Berichte von Kinderwünschen, die sich nach dem Konsum des Wassers ausgerechnet zu Mariä Empfängnis erfüllt haben, sowie von anderen Heilungen machen die Runde. "Bei mir wurde vor sechs Jahren Darmkrebs diagnostiziert, die Ärzte wollten zehn Zentimeter Darm entfernen. Ich habe stattdessen dem Wasser vertraut, gelte heute als geheilt", erzählt Konrad Melcher aus Bad St. Leonhard. In Fläschchen, Flaschen oder Kanistern füllen die Menschen das Wunderwasser ab. "Auch für die Lieben daheim", betont Elfriede Schottl aus Wien.

Messe vor Madonna

"Keine Standln, kein Kommerz, lautet unser Motto", betont Bürgermeister Simon Maier (SPÖ), selbst ein "Gläubiger." Am Schlossberg liest Ernst Pöschl, Seelsorger aus Eisenstadt, eine Messe – quasi "Vorprogramm" der Madonnen-Ankunft.

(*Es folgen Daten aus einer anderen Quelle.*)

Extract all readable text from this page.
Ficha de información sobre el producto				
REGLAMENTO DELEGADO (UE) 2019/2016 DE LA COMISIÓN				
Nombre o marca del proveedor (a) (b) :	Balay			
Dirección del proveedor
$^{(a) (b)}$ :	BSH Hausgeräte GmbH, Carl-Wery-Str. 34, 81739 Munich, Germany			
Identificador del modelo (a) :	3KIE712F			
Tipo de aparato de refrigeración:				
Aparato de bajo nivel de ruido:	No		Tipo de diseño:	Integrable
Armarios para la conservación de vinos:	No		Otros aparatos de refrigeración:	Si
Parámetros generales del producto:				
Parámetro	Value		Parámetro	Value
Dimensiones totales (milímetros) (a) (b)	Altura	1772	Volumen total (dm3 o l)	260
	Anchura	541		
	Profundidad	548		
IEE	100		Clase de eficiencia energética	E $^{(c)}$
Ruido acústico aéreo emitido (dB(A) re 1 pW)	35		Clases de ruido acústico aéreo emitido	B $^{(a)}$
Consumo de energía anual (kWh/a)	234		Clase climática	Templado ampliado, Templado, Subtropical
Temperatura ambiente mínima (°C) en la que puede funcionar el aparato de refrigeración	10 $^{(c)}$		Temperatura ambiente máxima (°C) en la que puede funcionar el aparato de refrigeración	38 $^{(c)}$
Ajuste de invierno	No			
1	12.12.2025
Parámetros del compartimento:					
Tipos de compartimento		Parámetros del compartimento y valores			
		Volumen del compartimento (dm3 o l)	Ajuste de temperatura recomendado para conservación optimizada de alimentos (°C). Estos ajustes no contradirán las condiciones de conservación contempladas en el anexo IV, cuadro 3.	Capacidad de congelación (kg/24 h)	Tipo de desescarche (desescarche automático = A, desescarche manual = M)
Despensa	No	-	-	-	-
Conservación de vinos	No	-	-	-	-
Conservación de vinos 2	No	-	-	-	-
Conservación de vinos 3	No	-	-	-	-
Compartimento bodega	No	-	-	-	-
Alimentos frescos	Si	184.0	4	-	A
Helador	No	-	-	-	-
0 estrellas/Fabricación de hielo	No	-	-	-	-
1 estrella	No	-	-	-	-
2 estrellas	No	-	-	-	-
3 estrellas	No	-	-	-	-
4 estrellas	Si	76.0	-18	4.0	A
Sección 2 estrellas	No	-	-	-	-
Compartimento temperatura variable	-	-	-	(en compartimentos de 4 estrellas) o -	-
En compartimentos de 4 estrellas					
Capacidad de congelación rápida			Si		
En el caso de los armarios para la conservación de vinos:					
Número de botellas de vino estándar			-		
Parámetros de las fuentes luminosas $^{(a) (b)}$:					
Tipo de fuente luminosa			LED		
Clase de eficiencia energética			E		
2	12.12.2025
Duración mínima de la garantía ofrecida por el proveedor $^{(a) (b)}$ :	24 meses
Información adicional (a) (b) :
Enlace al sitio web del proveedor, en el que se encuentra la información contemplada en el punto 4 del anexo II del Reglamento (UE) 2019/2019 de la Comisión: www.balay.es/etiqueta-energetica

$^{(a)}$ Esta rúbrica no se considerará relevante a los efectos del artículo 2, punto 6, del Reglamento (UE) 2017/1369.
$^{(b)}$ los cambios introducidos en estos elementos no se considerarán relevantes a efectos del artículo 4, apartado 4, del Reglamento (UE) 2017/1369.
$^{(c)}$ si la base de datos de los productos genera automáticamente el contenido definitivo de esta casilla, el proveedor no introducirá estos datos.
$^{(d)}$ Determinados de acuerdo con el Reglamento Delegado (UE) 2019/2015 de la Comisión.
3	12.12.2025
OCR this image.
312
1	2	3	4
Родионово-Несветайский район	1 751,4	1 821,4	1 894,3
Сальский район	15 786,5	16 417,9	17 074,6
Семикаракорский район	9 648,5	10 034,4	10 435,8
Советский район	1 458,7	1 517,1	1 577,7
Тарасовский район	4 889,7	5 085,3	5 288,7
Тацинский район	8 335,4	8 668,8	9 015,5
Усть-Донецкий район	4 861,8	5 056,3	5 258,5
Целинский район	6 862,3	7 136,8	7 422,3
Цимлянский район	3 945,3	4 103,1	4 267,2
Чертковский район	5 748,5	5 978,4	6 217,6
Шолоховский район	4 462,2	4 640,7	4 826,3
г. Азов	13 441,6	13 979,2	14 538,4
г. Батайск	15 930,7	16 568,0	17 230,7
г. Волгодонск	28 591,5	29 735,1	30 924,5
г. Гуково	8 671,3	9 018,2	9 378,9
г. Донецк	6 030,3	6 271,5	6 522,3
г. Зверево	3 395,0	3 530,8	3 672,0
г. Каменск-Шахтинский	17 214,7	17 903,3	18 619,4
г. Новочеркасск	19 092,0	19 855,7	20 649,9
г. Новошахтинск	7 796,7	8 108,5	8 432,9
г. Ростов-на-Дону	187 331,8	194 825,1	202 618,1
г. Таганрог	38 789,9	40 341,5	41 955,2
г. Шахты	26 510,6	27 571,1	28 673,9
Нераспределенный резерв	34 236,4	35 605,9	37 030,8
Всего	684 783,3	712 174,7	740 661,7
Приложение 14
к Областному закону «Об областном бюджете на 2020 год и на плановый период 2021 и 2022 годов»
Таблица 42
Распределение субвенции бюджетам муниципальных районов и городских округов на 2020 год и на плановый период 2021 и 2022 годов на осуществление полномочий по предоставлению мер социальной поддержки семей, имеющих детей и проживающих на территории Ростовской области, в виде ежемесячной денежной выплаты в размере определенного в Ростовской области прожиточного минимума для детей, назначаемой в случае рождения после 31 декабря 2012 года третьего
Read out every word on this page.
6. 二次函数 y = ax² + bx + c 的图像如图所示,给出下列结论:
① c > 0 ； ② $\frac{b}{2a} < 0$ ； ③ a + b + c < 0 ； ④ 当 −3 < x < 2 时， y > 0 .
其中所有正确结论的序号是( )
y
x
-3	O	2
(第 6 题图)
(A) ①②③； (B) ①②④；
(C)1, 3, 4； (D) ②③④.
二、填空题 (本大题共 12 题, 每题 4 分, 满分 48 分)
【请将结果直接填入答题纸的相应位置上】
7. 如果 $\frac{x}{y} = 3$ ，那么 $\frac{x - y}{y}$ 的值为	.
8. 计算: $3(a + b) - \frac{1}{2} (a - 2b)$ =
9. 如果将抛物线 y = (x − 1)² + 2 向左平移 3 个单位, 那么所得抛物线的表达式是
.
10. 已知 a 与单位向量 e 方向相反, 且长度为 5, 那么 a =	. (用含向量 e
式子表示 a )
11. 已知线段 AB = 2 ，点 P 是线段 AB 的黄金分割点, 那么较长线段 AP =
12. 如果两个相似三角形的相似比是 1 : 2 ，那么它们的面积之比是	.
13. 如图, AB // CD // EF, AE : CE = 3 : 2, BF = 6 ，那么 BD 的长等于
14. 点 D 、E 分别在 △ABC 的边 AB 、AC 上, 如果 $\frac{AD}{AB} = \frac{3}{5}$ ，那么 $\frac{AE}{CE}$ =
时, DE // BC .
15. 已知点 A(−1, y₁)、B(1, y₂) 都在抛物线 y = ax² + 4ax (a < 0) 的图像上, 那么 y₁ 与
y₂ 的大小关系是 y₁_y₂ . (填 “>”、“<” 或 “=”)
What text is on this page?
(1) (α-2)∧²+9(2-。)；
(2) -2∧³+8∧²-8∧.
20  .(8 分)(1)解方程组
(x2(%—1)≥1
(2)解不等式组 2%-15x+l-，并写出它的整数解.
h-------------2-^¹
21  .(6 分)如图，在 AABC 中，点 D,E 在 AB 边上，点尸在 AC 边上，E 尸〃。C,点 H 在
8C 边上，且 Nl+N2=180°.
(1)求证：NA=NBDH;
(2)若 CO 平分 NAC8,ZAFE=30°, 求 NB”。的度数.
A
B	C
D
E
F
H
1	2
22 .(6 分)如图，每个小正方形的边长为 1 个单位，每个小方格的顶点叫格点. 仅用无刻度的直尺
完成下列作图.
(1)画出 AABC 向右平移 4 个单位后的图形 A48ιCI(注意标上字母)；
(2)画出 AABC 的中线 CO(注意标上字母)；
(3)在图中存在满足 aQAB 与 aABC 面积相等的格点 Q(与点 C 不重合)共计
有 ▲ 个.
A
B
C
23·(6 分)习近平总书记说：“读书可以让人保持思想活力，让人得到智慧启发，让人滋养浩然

Nervosität macht sich unter den Besuchern breit, die sich um das extra errichtete Kreuz Jesu, die sechs Marienstatuen und ein in der Wiege liegendes Jesukind scharen. Jeder will die Figuren zumindest kurz berühren. Die Brüder Johann und Franz Leichtfried aus Ybbsitz, Bezirk Amstetten, waren schon im April hier. "Mein Tinnitus ist deutlich besser geworden. Es ist nicht mein Anspruch, Maria zu sehen. Ich will die Energie dieses Ortes spüren und den Rosenduft riechen, der mit der Erscheinung einhergeht", berichtet Johann.

Der Höhepunkt des Tages ist kurz und unspektakulär: Caputa sinkt um 16.23 Uhr vor dem Marienkreuz auf die Knie, betet, richtet den Blick gen Himmel, dreht den Kopf und winkt ins Nichts. Die angeblich vorbeifliegende Gottesmutter sieht nur der Signore. Auch der Rosenduft ist beim besten Willen nicht zu erschnuppern.

Caputa spricht kein Wort, eine Moderatorin fordert über das Mikrofon: "Tun wir alle der Maria nachwinken." Die Menschen gehorchen.

Johann Simonitsch aus Graz nimmt das Spektakel mit Humor: "Jetzt geh’ ich runter zum Geiger-Wirt. Dort arbeiten zwei Kellnerinnen, die zumindest mit zweitem Vornamen Maria heißen. Ich hoffe, sie werden mit einem Bier erscheinen." Für die Übrigen bleibt die Hoffnung, dass das Wunder das nächste Mal für alle sichtbar sein werde – im April 2017.